The Shire of Cobram was a local government area on the Murray River in the Goulburn Valley region, about 240 km north of Melbourne, the state capital of Victoria, Australia. The shire covered an area of 322 km2, and existed from 1953 until 1994.

==History==

The Shire of Cobram's origins lay in the North West Riding of the Shire of Tungamah, which was first incorporated on 15 May 1878. Cobram's development arose from irrigation projects developed in the 1930s; after World War II, returned servicemen were allocated irrigated holdings for fruit orchards and dairy farms, and Italian immigrants also took up land in the area. A town plan was drafted in 1949, and industrial and commercial growth increased.

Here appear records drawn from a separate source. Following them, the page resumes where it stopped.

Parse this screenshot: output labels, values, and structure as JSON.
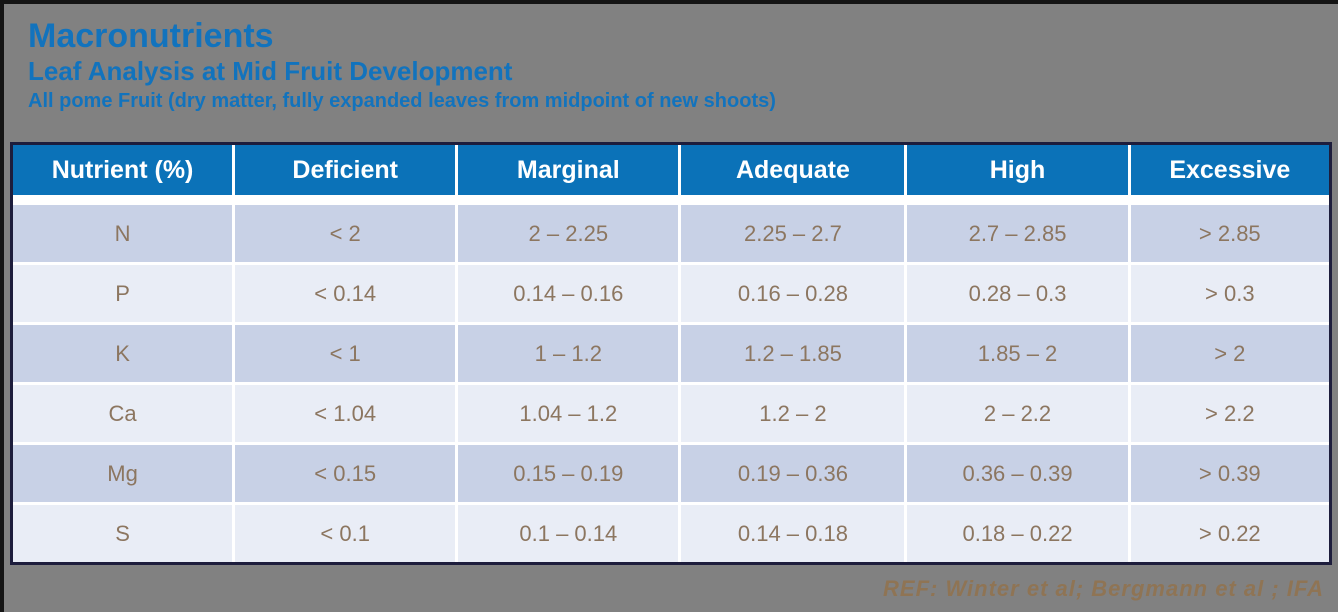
{
  "slide": {
    "title": "Macronutrients",
    "subtitle": "Leaf Analysis at Mid Fruit Development",
    "subtitle2": "All pome Fruit (dry matter, fully expanded leaves from midpoint of new shoots)",
    "footer_ref": "REF: Winter et al; Bergmann et al ; IFA"
  },
  "colors": {
    "slide_background": "#818181",
    "title_blue": "#1273BD",
    "header_bg": "#0B72B8",
    "header_text": "#FFFFFF",
    "row_odd_bg": "#C8D1E6",
    "row_even_bg": "#E9EDF6",
    "cell_text": "#8C7660",
    "ref_text": "#8F7454",
    "table_border": "#1D1D3C"
  },
  "table": {
    "headers": [
      "Nutrient (%)",
      "Deficient",
      "Marginal",
      "Adequate",
      "High",
      "Excessive"
    ],
    "rows": [
      {
        "cells": [
          "N",
          "< 2",
          "2 – 2.25",
          "2.25 – 2.7",
          "2.7 – 2.85",
          "> 2.85"
        ]
      },
      {
        "cells": [
          "P",
          "< 0.14",
          "0.14 – 0.16",
          "0.16 – 0.28",
          "0.28 – 0.3",
          "> 0.3"
        ]
      },
      {
        "cells": [
          "K",
          "< 1",
          "1 – 1.2",
          "1.2 – 1.85",
          "1.85 – 2",
          "> 2"
        ]
      },
      {
        "cells": [
          "Ca",
          "< 1.04",
          "1.04 – 1.2",
          "1.2 – 2",
          "2 – 2.2",
          "> 2.2"
        ]
      },
      {
        "cells": [
          "Mg",
          "< 0.15",
          "0.15 – 0.19",
          "0.19 – 0.36",
          "0.36 – 0.39",
          "> 0.39"
        ]
      },
      {
        "cells": [
          "S",
          "< 0.1",
          "0.1 – 0.14",
          "0.14 – 0.18",
          "0.18 – 0.22",
          "> 0.22"
        ]
      }
    ]
  }
}
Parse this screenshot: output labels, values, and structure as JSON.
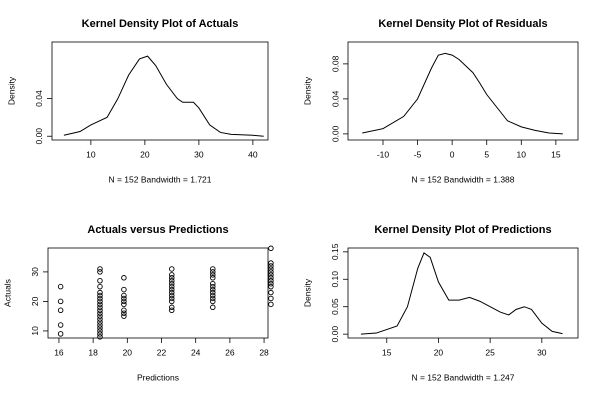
{
  "chart_data": [
    {
      "type": "line",
      "title": "Kernel Density Plot of Actuals",
      "ylabel": "Density",
      "xlabel": "N = 152   Bandwidth = 1.721",
      "color": "#000000",
      "x": [
        5,
        8,
        10,
        13,
        15,
        17,
        19,
        20.5,
        22,
        24,
        26,
        27,
        29,
        30,
        32,
        34,
        36,
        40,
        42
      ],
      "values": [
        0.001,
        0.005,
        0.012,
        0.02,
        0.04,
        0.065,
        0.082,
        0.085,
        0.075,
        0.055,
        0.04,
        0.036,
        0.036,
        0.03,
        0.012,
        0.004,
        0.002,
        0.001,
        0.0
      ],
      "xlim": [
        2.8,
        42.8
      ],
      "ylim": [
        -0.004,
        0.1
      ],
      "xticks": [
        10,
        20,
        30,
        40
      ],
      "yticks": [
        {
          "value": 0,
          "label": "0.00"
        },
        0.04
      ]
    },
    {
      "type": "line",
      "title": "Kernel Density Plot of Residuals",
      "ylabel": "Density",
      "xlabel": "N = 152   Bandwidth = 1.388",
      "color": "#000000",
      "x": [
        -13,
        -10,
        -7,
        -5,
        -3,
        -2,
        -1,
        0,
        1,
        3,
        4,
        5,
        7,
        8,
        10,
        12,
        14,
        16
      ],
      "values": [
        0.001,
        0.006,
        0.02,
        0.04,
        0.075,
        0.09,
        0.092,
        0.09,
        0.085,
        0.07,
        0.058,
        0.045,
        0.025,
        0.015,
        0.008,
        0.004,
        0.001,
        0.0
      ],
      "xlim": [
        -15.06,
        18.2
      ],
      "ylim": [
        -0.007,
        0.105
      ],
      "xticks": [
        -10,
        -5,
        0,
        5,
        10,
        15
      ],
      "yticks": [
        {
          "value": 0,
          "label": "0.00"
        },
        0.04,
        0.08
      ]
    },
    {
      "type": "scatter",
      "title": "Actuals versus Predictions",
      "ylabel": "Actuals",
      "xlabel": "Predictions",
      "color": "#000000",
      "x": [
        16.1,
        16.1,
        16.1,
        16.1,
        16.1,
        18.4,
        18.4,
        18.4,
        18.4,
        18.4,
        18.4,
        18.4,
        18.4,
        18.4,
        18.4,
        18.4,
        18.4,
        18.4,
        18.4,
        18.4,
        18.4,
        18.4,
        18.4,
        18.4,
        18.4,
        19.8,
        19.8,
        19.8,
        19.8,
        19.8,
        19.8,
        19.8,
        19.8,
        19.8,
        22.6,
        22.6,
        22.6,
        22.6,
        22.6,
        22.6,
        22.6,
        22.6,
        22.6,
        22.6,
        22.6,
        22.6,
        22.6,
        25,
        25,
        25,
        25,
        25,
        25,
        25,
        25,
        25,
        25,
        25,
        25,
        28.4,
        28.4,
        28.4,
        28.4,
        28.4,
        28.4,
        28.4,
        28.4,
        28.4,
        28.4,
        28.4,
        28.4,
        28.4
      ],
      "values": [
        9,
        12,
        17,
        20,
        25,
        8,
        9,
        10,
        11,
        12,
        13,
        14,
        15,
        16,
        17,
        18,
        19,
        20,
        21,
        22,
        23,
        25,
        27,
        30,
        31,
        15,
        16,
        17,
        19,
        20,
        21,
        22,
        24,
        28,
        17,
        18,
        20,
        21,
        22,
        23,
        24,
        25,
        26,
        27,
        28,
        29,
        31,
        18,
        20,
        21,
        22,
        23,
        24,
        25,
        26,
        28,
        29,
        30,
        31,
        19,
        21,
        23,
        25,
        26,
        27,
        28,
        29,
        30,
        31,
        32,
        33,
        38
      ],
      "xlim": [
        15.36,
        28.23
      ],
      "ylim": [
        7.6,
        38.1
      ],
      "xticks": [
        16,
        18,
        20,
        22,
        24,
        26,
        28
      ],
      "yticks": [
        10,
        20,
        30
      ]
    },
    {
      "type": "line",
      "title": "Kernel Density Plot of Predictions",
      "ylabel": "Density",
      "xlabel": "N = 152   Bandwidth = 1.247",
      "color": "#000000",
      "x": [
        12.5,
        14,
        16,
        17,
        18,
        18.6,
        19.2,
        20,
        21,
        22,
        23,
        24,
        25,
        26,
        26.8,
        27.5,
        28.3,
        29,
        30,
        31,
        32
      ],
      "values": [
        0.0,
        0.002,
        0.015,
        0.05,
        0.12,
        0.148,
        0.14,
        0.095,
        0.062,
        0.062,
        0.067,
        0.06,
        0.05,
        0.04,
        0.035,
        0.045,
        0.05,
        0.045,
        0.02,
        0.005,
        0.001
      ],
      "xlim": [
        11.25,
        33.5
      ],
      "ylim": [
        -0.007,
        0.157
      ],
      "xticks": [
        15,
        20,
        25,
        30
      ],
      "yticks": [
        {
          "value": 0,
          "label": "0.00"
        },
        0.05,
        {
          "value": 0.1,
          "label": "0.10"
        },
        0.15
      ]
    }
  ]
}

On 1 April 1953, Cobram was severed from Tungamah, and became a shire in its own right.

On 18 November 1994, the Shire of Cobram was abolished, and along with the Shires of Nathalia, Numurkah, Tungamah and Yarrawonga, was merged into the newly created Shire of Moira.

==Wards==

The Shire of Cobram was divided into four ridings, each of which elected three councillors:
- North Riding
- South Riding
- East Riding
- West Riding

==Towns and localities==
- Cobram*
- Katamatite
- Koonoomoo
- Muckatah
- Yarroweyah

- Council seat.

==Population==

| Year | Population |
|---|---|
| 1954 | 3,642 |
| 1958 | 4,220* |
| 1961 | 4,798 |
| 1966 | 5,246 |
| 1971 | 5,520 |
| 1976 | 5,765 |
| 1981 | 6,206 |
| 1986 | 5,911 |
| 1991 | 6,378 |

- Estimate in the 1958 Victorian Year Book.